Estrogen receptor positive (ER+) breast cancer is treated with endocrine therapies, although in advanced disease therapeutic resistance almost invariably develops. Using genome-wide CRISPR screens we identified genes essential for the growth of ER+ breast cancers. More importantly, we also identified genes whose loss confers endocrine resistance. Notably the expression of c-src tyrosine kinase (CSK) is driven by estrogen yet loss of CSK promoted estrogen independent growth. A synthetic lethality screen for CSK loss identified the p21 protein-activated kinase (PAK2) which becomes activated by SRC-family kinases (SFK) in the absence of CSK. CSK loss or PAK2 over-expression predict worse clinical outcome in breast cancer cohorts. Inhibitors of PAK2 or SFK block estrogen-independent breast tumor growth.

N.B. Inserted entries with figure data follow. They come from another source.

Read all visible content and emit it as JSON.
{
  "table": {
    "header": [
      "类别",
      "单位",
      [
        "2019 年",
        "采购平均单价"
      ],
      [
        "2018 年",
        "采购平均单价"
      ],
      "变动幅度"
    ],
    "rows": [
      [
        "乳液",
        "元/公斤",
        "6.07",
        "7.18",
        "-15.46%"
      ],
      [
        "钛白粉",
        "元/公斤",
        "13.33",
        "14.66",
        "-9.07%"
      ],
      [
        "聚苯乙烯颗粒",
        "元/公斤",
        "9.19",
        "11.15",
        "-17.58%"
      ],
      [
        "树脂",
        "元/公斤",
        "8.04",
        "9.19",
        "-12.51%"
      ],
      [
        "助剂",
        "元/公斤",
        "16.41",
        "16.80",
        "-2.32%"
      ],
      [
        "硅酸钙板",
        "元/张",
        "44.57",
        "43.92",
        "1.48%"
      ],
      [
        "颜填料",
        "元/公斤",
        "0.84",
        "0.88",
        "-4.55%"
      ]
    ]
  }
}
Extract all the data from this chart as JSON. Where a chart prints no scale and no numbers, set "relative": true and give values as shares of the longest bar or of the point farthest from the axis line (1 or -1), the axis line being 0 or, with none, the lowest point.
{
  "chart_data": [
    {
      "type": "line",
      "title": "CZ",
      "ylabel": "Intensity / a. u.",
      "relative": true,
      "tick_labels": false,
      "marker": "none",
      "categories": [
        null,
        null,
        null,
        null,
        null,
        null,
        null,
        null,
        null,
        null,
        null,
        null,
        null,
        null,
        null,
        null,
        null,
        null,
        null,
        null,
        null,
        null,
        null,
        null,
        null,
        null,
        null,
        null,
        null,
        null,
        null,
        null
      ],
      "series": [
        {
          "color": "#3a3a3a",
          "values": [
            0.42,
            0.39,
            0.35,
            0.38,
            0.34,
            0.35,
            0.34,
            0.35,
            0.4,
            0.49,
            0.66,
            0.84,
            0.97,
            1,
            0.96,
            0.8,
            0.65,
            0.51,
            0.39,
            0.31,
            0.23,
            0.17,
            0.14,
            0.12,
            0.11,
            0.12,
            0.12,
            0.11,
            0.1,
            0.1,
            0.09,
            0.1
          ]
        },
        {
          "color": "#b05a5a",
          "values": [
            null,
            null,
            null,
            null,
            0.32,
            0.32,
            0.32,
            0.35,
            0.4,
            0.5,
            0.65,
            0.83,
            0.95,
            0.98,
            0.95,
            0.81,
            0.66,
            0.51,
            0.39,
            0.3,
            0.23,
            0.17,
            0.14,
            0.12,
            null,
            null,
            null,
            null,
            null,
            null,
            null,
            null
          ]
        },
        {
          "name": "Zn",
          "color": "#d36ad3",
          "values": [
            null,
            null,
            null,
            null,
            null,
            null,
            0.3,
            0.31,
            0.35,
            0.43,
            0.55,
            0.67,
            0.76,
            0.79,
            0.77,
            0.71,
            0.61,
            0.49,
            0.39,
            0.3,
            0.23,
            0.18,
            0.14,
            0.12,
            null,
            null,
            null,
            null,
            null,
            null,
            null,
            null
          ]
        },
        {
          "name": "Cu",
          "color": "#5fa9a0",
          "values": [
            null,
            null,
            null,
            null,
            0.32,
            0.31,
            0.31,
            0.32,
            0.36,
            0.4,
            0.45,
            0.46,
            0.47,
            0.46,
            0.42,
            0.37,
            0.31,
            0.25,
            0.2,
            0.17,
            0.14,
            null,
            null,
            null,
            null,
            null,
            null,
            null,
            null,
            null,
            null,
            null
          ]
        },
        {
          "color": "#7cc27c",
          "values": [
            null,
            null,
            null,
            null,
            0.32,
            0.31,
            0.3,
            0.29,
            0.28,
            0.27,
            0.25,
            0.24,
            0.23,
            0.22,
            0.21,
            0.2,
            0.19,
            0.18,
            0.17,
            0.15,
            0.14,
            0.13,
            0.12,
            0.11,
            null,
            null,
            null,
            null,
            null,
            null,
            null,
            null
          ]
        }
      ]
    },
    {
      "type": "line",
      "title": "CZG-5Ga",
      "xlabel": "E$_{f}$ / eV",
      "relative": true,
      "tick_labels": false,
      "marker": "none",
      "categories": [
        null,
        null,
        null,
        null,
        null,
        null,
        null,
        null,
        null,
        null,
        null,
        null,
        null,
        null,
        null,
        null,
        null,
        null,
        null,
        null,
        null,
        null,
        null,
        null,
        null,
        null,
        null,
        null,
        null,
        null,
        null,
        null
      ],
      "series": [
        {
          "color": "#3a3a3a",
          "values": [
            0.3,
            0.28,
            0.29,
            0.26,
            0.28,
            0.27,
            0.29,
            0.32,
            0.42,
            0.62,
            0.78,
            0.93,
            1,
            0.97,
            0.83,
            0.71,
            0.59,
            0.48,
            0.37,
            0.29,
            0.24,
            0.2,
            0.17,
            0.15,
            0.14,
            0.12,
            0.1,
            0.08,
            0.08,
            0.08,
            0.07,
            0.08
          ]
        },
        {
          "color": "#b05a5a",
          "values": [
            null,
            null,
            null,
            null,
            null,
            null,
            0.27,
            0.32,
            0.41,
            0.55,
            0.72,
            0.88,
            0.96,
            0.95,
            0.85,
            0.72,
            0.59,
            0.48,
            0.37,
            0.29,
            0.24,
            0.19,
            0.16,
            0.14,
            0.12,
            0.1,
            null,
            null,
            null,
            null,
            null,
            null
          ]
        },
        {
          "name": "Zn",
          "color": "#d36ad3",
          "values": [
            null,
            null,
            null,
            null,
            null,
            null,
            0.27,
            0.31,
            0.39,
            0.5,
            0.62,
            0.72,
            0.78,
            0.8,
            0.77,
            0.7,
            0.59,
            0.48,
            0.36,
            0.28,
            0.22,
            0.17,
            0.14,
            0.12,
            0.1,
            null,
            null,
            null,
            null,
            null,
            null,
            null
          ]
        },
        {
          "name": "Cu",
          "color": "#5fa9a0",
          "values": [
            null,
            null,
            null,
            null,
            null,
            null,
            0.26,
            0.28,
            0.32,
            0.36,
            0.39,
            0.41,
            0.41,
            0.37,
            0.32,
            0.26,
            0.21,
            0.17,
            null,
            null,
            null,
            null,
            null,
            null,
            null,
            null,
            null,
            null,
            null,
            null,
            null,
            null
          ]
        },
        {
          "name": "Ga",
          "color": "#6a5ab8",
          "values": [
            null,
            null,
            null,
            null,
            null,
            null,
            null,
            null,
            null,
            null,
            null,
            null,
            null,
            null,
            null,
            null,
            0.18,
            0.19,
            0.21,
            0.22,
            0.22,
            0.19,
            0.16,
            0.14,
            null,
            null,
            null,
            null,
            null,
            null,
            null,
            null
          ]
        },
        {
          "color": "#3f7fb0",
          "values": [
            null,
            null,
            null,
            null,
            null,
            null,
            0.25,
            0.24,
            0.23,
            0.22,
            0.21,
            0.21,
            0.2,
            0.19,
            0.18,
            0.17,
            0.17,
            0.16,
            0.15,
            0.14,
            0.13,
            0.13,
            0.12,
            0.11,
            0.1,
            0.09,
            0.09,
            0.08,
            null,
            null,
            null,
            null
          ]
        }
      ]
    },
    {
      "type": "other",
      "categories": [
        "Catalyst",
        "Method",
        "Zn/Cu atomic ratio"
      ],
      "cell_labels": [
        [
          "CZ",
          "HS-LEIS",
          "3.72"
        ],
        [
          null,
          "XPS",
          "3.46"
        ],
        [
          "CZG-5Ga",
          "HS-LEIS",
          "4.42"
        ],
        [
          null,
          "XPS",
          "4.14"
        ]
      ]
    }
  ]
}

These findings reveal an estrogen-induced negative feedback loop that constrains the growth of ER+ tumors thereby limiting the efficacy of therapies that inhibit ER and suggest a previously unappreciated therapeutic route to overcoming endocrine resistance. Citation Format: Tengfei Xiao, Wei Li, Xiaoqing Wang, Han Xu, Qiu Wu, Peng Jiang, Jixin Yang, Teng Fei, Chongzhi Zang, Qi Liao, Jonathan Rennhack, Eran Andrechek, Nanlin Li, Rinath Jeselsohn, Shirley X. Liu, Myles Brown. CRISPR screens identified drivers of endocrine resistance and synthetic lethal vulnerabilities in breast cancer [abstract]. In: Proceedings of the AACR Precision Medicine Series: Opportunities and Challenges of Exploiting Synthetic Lethality in Cancer; Jan 4-7, 2017; San Diego, CA. Philadelphia (PA): AACR; Mol Cancer Ther 2017;16(10 Suppl):Abstract nr PR06.